To effectively debug or prototype a SCHISM run (or any MPI-based Azure Batch task), use an interactive "dummy wait" strategy. This allows you to board the exact compute node where the job is deployed to troubleshoot environment issues or test command sequences in real-time.
The first step in prototyping is to submit your Batch job using a modified YAML configuration or command. Instead of executing the actual SCHISM run immediately, replace the primary command with a wait command.
- Purpose: This keeps the task in a "Running" state indefinitely, preventing Azure Batch from terminating the task and shutting down the compute node.
- Cost Awareness: Remember that while the node is "waiting," you are being charged for the compute time (e.g., approximately $4.00/hour for an H-series node).
Once the node is in the "Running" state, you must create a user account to log in via SSH.
- Navigate to the Nodes view in the Azure Portal or Azure Batch Explorer.
- Select the specific node and click Add User.
- Configuration: Specify a username and password. It is highly recommended to grant the user Administrative (sudo) privileges so you can manage root-level directories or install missing dependencies if needed.
- Expiry: You can set an expiry time for the user (default is often 24 hours), after which the credentials will lapse.
Visual Studio Code is the preferred tool for interacting with the node because it allows you to edit files and run terminals directly on the remote Linux environment.
- Host Information: Obtain the Public IP address of the node from the Azure Portal.
- SSH Configuration: Add a new entry to your VS Code SSH configuration file:
- Host Name: The node's IP address.
- User: The username you just created.
- Connection: Open a new window and connect to the host. When prompted, select Linux as the platform and enter the password you specified earlier.

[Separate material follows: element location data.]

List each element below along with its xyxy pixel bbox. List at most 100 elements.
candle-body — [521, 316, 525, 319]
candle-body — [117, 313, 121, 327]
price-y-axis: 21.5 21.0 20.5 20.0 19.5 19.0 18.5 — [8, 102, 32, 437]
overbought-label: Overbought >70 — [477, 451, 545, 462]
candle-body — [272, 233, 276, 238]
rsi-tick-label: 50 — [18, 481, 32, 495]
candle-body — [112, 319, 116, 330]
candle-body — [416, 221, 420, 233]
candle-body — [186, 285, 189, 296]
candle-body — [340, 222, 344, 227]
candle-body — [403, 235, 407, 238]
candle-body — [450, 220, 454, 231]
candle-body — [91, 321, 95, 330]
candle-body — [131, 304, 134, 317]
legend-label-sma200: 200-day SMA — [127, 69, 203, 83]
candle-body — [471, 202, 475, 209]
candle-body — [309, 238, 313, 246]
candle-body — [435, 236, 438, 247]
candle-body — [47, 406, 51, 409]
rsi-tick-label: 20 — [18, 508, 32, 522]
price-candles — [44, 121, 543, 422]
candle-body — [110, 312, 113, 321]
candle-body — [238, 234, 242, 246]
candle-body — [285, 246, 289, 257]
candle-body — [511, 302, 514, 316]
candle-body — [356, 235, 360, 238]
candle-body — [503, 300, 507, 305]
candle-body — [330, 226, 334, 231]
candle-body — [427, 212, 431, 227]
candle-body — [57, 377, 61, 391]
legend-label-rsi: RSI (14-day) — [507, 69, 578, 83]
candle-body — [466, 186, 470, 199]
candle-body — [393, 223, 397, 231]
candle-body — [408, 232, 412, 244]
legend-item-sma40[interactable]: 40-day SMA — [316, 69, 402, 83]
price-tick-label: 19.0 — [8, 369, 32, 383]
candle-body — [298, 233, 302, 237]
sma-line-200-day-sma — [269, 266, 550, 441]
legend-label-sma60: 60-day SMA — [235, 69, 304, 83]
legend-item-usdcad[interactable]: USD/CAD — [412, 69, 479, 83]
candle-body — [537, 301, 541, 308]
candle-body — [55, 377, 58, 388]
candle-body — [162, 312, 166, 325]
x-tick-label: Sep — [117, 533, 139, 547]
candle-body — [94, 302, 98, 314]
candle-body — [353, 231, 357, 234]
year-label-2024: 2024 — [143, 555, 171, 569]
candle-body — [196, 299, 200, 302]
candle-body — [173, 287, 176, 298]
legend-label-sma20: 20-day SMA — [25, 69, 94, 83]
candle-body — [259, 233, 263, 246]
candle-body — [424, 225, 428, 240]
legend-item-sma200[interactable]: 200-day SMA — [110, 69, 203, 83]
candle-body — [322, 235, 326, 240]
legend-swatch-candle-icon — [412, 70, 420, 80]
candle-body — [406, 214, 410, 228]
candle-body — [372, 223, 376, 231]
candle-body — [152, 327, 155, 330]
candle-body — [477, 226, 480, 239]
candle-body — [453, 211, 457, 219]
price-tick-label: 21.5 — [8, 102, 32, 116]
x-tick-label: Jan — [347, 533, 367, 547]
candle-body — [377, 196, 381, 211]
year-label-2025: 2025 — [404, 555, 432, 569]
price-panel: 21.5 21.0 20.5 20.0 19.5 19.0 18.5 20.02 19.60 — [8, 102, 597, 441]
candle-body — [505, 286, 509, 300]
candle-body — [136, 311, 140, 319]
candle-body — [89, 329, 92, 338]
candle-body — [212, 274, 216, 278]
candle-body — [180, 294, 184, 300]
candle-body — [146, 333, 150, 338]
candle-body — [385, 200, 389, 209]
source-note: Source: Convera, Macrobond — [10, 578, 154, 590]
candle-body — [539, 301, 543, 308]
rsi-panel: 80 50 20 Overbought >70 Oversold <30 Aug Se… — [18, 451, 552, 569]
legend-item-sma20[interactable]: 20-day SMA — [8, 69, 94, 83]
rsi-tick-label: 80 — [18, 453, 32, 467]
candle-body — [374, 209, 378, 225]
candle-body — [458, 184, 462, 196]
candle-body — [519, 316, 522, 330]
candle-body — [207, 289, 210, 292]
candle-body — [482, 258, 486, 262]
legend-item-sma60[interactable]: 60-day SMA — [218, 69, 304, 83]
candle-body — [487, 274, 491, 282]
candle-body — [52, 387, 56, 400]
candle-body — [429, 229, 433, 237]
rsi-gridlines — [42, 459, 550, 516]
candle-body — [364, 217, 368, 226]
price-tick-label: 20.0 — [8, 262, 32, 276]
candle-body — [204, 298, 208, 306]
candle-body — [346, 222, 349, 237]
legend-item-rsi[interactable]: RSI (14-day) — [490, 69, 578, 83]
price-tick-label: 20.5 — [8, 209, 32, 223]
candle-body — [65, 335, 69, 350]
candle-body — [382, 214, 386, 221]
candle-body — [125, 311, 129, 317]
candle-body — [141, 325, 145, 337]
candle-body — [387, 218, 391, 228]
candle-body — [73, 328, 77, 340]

Once logged in, navigate to the task working directory, typically located under:
/mnt/batch/tasks/workitems/[job_id]/[task_id]/wd
To replicate the automated Azure Batch environment and setup, execute the following scripts in order:
-
Source
env_vars.sh: This is a critical first step. Sourcing this file loads all necessary environment variables, module paths, and application settings required for SCHISM and MPI.source env_vars.sh -
Use
coordination_command.sh: Run this script to repeat the multi-node setup steps, such as configuring the host file for MPI and ensuring all nodes in the cluster are synchronized.bash coordination_command.sh
-
Use
application_command.sh: This script contains the actual execution logic. By running or modifying this script, you can manually triggerazcopycommands to bring in data or test thempiruncommand with specific flags.bash application_command.sh
Because the "wait" process keeps the node active, the pool will not automatically scale down. Once your prototyping is complete, you must manually delete the job or resize the pool to zero to stop the billing.